The problem with FDR’s redefinition of “rights” is that such supposed “rights” negate “rights” in the founders’ sense. The pseudo “right” of Citizen A to have a house necessarily involves abridging the right of other citizens to use their property for their own ends (not only buying goods or making investments, but also paying taxes to a government in payment of benefits received from that government, such as the protection of property or providing public goods, such as roads, postal service, etc., that are available to all equally). The newly discovered “right” of Citizen A trumps the original rights of other citizens, essentially relegating the rights of some citizens to second-class status.
Economic Folly
As mentioned above, the bipartisan consensus that peacetime deficit spending was to be curtailed and that a balanced federal budget was a desirable fiscal goal dissolved in the 1970s. Federal debt exceeded $1 trillion for the first time during the Reagan administration, reached $4 trillion a decade later under Bush 41, slowed under Clinton, and has mushroomed nonstop since the turn of the century, standing at more than $28 trillion today.The temporary slowdown in the 1990s was due to the confluence of most nonrepeatable events—the reduction in military spending when the Cold War with Soviet Russia ended, dramatic welfare reform that greatly shrank welfare rolls, surging tax revenues from the stock market boom, and a short-term bump from the creation of Roth IRAs, as well as the gridlock between Democratic President Bill Clinton and Republican Speaker Newt Gingrich.
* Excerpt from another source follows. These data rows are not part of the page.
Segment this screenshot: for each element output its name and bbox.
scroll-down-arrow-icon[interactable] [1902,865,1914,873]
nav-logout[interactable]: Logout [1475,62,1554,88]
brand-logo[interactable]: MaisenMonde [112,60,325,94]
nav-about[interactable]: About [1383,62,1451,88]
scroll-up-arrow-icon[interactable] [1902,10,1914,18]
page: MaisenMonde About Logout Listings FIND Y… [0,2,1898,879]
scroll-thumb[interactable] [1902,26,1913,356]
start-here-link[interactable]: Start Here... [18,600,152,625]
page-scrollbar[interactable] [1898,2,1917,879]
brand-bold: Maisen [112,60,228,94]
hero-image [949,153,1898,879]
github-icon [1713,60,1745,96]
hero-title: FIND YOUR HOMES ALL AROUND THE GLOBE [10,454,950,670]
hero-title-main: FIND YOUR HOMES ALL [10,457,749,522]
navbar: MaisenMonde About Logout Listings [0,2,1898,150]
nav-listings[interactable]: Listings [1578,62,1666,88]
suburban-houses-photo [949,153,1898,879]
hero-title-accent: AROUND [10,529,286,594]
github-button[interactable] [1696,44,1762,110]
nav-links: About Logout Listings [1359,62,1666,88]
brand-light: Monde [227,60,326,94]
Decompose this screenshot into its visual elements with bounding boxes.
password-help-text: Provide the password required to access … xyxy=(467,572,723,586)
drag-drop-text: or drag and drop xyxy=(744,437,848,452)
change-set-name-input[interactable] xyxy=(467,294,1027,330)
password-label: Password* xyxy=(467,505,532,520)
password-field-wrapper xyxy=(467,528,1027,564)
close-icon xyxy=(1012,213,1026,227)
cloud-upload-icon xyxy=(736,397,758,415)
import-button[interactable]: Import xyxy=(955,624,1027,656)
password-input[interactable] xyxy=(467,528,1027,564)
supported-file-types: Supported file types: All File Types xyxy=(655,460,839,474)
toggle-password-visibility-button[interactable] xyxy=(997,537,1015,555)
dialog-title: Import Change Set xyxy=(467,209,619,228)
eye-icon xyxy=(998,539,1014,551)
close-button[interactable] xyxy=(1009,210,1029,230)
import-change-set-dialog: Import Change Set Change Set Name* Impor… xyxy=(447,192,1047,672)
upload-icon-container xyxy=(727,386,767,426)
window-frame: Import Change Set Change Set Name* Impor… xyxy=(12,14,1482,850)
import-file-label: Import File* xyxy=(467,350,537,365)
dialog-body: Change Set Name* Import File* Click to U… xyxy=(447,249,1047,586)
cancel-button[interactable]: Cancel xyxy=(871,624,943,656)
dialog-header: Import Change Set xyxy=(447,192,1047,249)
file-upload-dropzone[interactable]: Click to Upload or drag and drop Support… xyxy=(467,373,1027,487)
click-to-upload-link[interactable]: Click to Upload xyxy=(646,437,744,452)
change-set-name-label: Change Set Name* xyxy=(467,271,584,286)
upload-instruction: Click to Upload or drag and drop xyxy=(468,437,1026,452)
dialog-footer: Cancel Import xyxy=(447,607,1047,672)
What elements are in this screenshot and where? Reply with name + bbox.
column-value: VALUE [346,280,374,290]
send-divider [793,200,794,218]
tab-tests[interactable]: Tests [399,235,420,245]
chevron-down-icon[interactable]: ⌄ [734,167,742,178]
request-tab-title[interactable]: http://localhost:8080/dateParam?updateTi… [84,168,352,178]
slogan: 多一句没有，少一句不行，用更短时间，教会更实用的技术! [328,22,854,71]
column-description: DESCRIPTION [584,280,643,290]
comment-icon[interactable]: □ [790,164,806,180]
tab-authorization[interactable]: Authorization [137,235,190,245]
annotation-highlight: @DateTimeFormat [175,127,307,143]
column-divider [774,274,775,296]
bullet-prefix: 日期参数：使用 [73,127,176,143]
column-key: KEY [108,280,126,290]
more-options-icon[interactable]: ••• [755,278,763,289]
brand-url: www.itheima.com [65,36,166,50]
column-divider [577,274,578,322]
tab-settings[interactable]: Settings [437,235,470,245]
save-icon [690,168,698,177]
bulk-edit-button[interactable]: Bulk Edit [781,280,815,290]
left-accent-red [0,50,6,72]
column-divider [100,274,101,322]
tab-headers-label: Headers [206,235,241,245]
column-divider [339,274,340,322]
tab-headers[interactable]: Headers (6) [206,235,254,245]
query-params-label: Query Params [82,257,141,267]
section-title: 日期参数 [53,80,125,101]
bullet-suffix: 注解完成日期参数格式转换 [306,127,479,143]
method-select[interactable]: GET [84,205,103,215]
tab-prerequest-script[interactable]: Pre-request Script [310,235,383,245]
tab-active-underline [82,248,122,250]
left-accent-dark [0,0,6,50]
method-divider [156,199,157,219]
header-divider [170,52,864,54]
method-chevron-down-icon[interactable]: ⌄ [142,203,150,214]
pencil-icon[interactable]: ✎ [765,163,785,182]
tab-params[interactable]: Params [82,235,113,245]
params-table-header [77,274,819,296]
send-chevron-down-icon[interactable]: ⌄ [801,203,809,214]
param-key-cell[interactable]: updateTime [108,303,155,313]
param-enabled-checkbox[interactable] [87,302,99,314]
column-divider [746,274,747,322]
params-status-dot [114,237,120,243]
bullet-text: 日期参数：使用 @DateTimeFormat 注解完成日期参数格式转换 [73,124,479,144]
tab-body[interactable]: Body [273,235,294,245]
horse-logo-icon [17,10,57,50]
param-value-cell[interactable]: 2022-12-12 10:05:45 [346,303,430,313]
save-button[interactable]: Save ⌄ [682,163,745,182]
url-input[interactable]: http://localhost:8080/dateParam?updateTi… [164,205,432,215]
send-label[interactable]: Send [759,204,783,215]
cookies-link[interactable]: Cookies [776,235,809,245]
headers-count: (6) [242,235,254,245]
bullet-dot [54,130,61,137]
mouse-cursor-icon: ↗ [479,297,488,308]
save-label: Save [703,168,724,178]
Consider the fall of Rome. Foolish senators kept raising taxes on productive citizens to fund bread and circuses for the unproductive, until so many wealth producers went on strike—either by ditching work and going on the welfare rolls or by simply moving away and going into hiding—that Rome’s redistributive state collapsed, broke and broken.
It’s desperately urgent that more Americans realize that wealth producers are society’s benefactors, not its enemies, and that the left’s increasingly irrational hostility toward them is the path to national suicide. Clever politics may prevail over economic realism in the short run, but economic realism can’t be voted out of existence, and it ultimately asserts itself. Our sleek politicians have been sowing the wind, and one day our country will reap the whirlwind.
The story of American history over the past 140 years is that meliorism morphed into progressivism which morphed into socialism. The root of today’s socialist fanaticism and bankrupt government finance stems from one flawed belief: the premise that part of the legitimate function of government is to act as an economic provider for its citizens. Never has an idea that sounds so innocuous, if not kindly, been so destructive in its ramifications.